Des différentes légendes, que mon constant éloignement a laissées se former autour de moi, et qui sont en général pour faire sourire, celle-ci par hasard s’est trouvée fondée : je ne lis jamais. C’est vrai ; par paresse d’esprit, par frayeur inexpliquée de la pensée écrite, par je ne sais quelle lassitude avant d’avoir commencé, je ne lis pas. Ce qui n’empêche que, si par hasard j’ai ouvert un livre, je suis très capable de me passionner pour lui, quand il en vaut la peine.

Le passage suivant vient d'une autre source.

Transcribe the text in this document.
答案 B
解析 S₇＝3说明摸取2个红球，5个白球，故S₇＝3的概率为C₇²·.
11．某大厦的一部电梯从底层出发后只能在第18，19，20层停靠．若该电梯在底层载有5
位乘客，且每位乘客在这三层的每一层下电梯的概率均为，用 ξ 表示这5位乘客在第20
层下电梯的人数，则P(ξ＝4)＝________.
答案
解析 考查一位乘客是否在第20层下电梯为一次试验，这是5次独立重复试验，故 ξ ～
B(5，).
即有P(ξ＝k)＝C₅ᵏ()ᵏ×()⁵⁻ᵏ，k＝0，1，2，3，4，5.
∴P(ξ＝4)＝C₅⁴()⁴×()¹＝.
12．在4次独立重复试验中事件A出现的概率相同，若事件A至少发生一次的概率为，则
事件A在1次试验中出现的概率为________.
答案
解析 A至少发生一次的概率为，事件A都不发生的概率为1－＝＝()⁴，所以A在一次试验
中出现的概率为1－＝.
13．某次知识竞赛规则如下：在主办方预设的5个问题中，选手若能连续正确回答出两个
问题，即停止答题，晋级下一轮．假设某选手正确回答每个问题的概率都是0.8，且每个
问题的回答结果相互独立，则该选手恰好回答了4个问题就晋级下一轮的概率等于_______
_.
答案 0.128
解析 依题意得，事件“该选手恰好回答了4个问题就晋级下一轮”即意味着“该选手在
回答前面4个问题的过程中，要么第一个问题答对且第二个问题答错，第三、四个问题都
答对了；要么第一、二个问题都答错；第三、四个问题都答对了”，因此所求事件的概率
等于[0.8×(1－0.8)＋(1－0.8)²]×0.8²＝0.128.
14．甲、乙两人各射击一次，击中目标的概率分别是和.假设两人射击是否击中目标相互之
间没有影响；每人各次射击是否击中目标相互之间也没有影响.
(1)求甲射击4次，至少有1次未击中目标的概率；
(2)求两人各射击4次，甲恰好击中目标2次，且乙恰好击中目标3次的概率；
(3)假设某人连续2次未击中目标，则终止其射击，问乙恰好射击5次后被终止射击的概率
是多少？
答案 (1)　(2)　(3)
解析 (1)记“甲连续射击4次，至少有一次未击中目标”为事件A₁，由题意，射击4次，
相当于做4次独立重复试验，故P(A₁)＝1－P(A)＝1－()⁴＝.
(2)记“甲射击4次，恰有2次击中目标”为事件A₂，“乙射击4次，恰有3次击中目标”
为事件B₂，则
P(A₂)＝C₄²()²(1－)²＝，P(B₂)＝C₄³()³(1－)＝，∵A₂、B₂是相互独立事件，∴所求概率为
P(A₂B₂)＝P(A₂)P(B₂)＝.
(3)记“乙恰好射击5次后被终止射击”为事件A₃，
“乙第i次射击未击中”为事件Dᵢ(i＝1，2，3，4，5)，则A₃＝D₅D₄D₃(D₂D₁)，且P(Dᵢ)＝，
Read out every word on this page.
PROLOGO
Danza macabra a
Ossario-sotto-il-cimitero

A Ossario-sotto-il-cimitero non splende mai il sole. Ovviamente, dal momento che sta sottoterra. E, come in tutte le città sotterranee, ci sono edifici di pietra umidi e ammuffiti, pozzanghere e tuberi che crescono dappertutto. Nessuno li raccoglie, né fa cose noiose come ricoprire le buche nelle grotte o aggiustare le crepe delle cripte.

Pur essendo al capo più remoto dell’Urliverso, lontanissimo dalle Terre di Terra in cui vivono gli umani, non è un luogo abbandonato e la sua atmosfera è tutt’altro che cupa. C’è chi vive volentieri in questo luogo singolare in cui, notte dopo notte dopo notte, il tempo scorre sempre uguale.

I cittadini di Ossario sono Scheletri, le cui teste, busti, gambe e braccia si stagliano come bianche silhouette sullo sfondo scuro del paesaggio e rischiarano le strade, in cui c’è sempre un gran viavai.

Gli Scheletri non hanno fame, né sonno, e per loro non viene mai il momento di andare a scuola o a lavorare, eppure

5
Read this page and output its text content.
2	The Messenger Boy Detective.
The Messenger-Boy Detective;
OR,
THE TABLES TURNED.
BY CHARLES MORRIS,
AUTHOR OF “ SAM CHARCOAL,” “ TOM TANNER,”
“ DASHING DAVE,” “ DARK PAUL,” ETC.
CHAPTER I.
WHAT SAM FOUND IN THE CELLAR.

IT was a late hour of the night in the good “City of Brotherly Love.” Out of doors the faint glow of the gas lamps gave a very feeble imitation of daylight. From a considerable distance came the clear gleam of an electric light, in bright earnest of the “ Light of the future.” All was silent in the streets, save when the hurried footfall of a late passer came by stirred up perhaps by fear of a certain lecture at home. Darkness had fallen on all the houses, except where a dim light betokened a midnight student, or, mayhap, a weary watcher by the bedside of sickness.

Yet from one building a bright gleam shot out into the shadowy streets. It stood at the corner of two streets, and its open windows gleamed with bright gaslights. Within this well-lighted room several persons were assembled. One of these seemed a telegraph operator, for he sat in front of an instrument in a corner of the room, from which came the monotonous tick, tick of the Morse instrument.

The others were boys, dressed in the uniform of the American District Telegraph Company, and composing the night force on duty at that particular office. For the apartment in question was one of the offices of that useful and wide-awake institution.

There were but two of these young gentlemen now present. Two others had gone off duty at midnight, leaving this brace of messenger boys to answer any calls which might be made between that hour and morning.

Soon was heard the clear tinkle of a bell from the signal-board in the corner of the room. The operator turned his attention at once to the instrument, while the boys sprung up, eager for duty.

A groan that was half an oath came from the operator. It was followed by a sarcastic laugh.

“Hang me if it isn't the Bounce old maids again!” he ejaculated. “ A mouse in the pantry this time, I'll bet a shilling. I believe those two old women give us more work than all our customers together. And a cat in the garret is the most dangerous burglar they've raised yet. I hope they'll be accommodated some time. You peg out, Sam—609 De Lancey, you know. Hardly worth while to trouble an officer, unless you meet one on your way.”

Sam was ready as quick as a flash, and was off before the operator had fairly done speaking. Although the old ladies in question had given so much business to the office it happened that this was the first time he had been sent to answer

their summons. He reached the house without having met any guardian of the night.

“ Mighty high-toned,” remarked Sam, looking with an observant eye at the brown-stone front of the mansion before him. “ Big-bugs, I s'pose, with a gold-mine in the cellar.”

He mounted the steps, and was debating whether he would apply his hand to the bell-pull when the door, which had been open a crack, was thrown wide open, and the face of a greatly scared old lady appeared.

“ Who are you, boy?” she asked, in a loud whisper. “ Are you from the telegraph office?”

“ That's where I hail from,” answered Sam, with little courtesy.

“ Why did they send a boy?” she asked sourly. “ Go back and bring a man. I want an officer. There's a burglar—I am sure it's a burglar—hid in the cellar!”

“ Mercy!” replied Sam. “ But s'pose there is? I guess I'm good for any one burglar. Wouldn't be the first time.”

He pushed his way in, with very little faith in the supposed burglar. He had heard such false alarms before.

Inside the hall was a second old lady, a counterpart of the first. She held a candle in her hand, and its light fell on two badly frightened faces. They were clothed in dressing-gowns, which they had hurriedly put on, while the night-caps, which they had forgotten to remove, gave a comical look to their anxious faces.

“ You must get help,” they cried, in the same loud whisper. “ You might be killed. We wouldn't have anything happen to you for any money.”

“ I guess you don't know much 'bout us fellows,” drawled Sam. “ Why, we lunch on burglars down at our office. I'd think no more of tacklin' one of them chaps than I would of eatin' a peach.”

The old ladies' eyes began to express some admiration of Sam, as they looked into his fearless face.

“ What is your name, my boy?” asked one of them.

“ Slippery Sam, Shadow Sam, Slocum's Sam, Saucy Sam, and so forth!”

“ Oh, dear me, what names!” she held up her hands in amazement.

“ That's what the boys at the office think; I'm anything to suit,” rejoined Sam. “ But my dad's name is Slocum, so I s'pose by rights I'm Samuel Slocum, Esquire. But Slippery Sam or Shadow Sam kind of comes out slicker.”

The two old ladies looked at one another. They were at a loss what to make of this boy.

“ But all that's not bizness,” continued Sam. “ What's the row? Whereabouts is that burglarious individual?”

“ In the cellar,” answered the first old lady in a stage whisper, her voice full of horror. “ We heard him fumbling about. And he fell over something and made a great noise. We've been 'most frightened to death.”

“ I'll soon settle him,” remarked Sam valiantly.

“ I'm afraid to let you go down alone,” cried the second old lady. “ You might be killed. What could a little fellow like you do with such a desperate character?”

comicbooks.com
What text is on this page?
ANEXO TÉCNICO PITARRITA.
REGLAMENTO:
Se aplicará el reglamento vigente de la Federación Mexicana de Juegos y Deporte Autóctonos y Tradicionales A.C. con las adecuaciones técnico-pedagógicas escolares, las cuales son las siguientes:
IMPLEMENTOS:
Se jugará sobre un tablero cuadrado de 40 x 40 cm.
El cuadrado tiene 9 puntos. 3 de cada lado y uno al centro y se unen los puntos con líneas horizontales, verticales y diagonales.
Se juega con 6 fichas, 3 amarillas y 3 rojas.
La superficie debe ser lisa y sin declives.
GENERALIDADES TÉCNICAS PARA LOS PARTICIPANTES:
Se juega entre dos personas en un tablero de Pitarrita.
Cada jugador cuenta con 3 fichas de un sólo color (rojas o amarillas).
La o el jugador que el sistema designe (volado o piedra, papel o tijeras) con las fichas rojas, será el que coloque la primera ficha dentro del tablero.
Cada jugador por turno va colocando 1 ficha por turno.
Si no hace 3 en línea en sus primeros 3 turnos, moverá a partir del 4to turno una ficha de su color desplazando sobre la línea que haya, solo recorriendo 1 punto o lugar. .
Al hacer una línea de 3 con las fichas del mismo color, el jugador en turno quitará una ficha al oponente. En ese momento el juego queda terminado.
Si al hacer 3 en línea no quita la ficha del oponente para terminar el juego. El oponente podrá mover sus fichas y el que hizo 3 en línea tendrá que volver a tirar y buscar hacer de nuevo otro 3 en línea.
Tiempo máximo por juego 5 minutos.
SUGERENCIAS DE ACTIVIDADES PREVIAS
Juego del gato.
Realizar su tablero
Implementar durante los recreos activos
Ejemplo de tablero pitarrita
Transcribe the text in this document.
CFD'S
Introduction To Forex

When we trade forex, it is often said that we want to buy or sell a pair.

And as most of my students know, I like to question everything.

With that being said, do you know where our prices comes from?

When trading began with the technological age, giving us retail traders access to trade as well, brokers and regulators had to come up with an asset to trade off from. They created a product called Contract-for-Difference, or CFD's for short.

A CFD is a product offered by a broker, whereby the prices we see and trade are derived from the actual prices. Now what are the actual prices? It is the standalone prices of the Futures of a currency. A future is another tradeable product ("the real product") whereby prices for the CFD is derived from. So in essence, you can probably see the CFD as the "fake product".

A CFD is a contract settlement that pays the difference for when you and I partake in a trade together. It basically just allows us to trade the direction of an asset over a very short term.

Qu’on me pardonne mon insistance sur ce point ; elle est pour m’excuser d’avouer qu’avant mon élection à l’Académie française je ne connaissais d’Octave Feuillet que deux livres, lus dans mon extrême jeunesse, il y a quelque vingt ans. — Lus avec passion, par exemple, dans le calme des soirs en mer, à bord du premier navire qui m’emporta vers ces pays de soleil, rêvés depuis mon enfance. Ils s’intitulaient Sibylle et Julia de Trécœur.

Des années encore passèrent. Et enfin, arriva pour moi l’instant, si imprévu et si singulièrement amené, où je livrai au public, sans oser d’abord les signer d’aucun nom, ces fragments du journal de ma vie intime qui ont été mes premiers livres.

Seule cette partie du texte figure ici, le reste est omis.